Au chapitre des coûts estimés pour la perte de salaire, l’étude nous indique que la collectivité assume le coût de la perte de revenus fiscaux dûe à la non imposition des indemnités, mais elle ne prend aucunement en compte la « mesure de redressement d’impôt » existant depuis 2004. L’application de cette mesure a non seulement pour effet de diminuer la « perte fiscale » pour la collectivité mais engendre des coûts pour les travailleuses et travailleurs. Ils perdent une portion de leurs crédits d’impôt non remboursables et peuvent avoir jusqu’à de leurs crédits d’impôt non remboursables et peuvent avoir jusqu’à 2 000 $ d’impôt à payer parce qu’ils ont reçu une indemnité non imposable

L’étude indique également que « Le fait de ne pas cotiser à ces régimes [RRQ, RQAP et A-E] ne pénalise toutefois pas le travailleur, qui conserve ses droits intacts face à ces régimes et assurances. ». Cette affirmation est fausse. À titre d’illustration prenons l’exemple du RRQ : à moins d’avoir eu une lésion professionnelle dont la durée du versement des indemnités à 90% a été de 24 mois ou plus, la non cotisation au RRQ a un impact à la baisse sur la rente versée par la RRQ au moment de la retraite; il s’agit certainement là d’un coût pour la travailleuse ou le travailleur même s’il est différé.

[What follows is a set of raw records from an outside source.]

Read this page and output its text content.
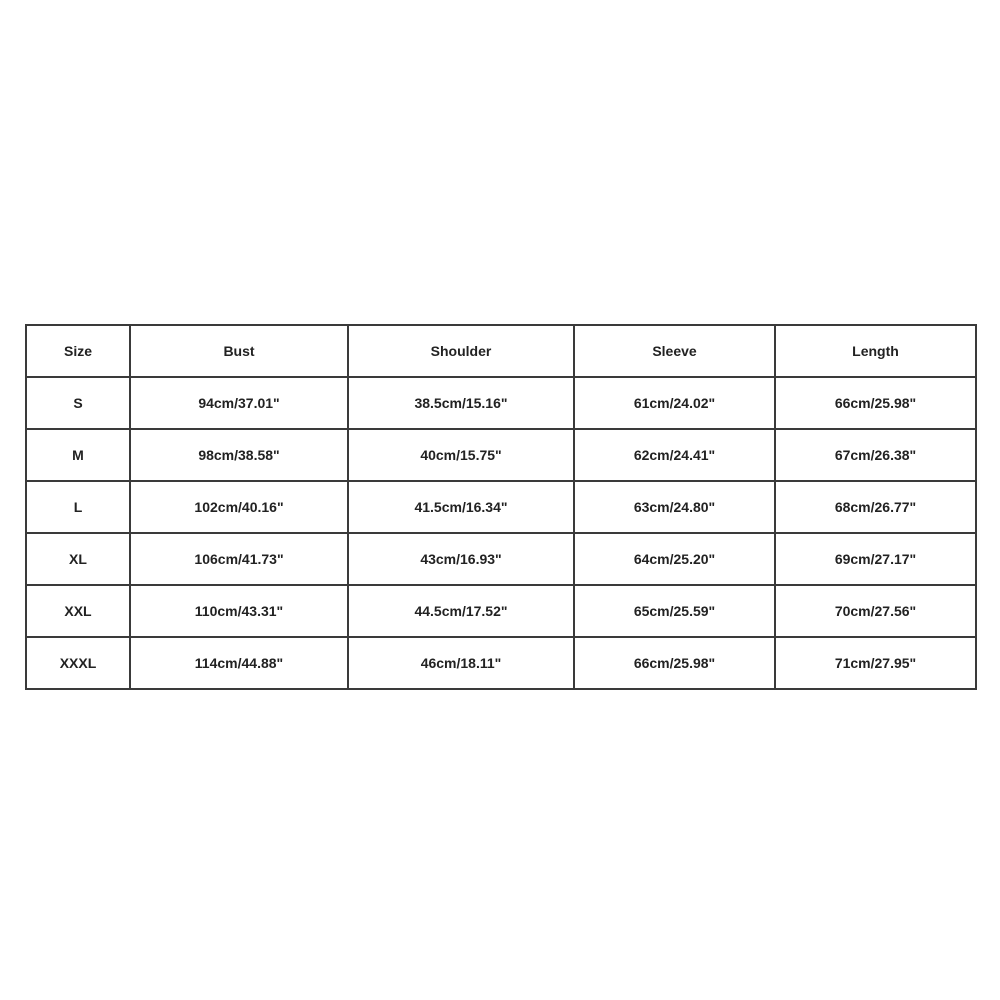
Size	Bust	Shoulder	Sleeve	Length
S	94cm/37.01"	38.5cm/15.16"	61cm/24.02"	66cm/25.98"
M	98cm/38.58"	40cm/15.75"	62cm/24.41"	67cm/26.38"
L	102cm/40.16"	41.5cm/16.34"	63cm/24.80"	68cm/26.77"
XL	106cm/41.73"	43cm/16.93"	64cm/25.20"	69cm/27.17"
XXL	110cm/43.31"	44.5cm/17.52"	65cm/25.59"	70cm/27.56"
XXXL	114cm/44.88"	46cm/18.11"	66cm/25.98"	71cm/27.95"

L’étude attribue aussi 100% du coût des avantages sociaux discrétionnaires (régimes de retraites et régimes d’assurance) à l’employeur, comme si les travailleuses et les travailleurs n’assumaient rien. Pourtant, la simple lecture du deuxième alinéa de l’article 235 de la loi, qui stipule que le travailleur « continue de participer aux régimes de retraite et d’assurances offerts dans l’établissement, pourvu qu’il paie sa part des cotisations exigibles […] », aurait dû susciter un questionnement. Bien que les coûts de ces régimes ne soient pas toujours partagés de la même façon, il y a généralement un partage de coûts et l’étude aurait dû en tenir compte.

Ces trois exemples nous amènent à mettre un bémol quant aux résultats de cette étude puisqu’elle semble nettement sous estimer les coûts pour les travailleuses et travailleurs. Ainsi, bien que la prise en compte du facteur humain soit intéressante, nous espérons que les chercheurs de l’IRSST peaufineront leurs études subséquentes afin de tracer un portrait plus réel des coûts pour chacun des acteurs.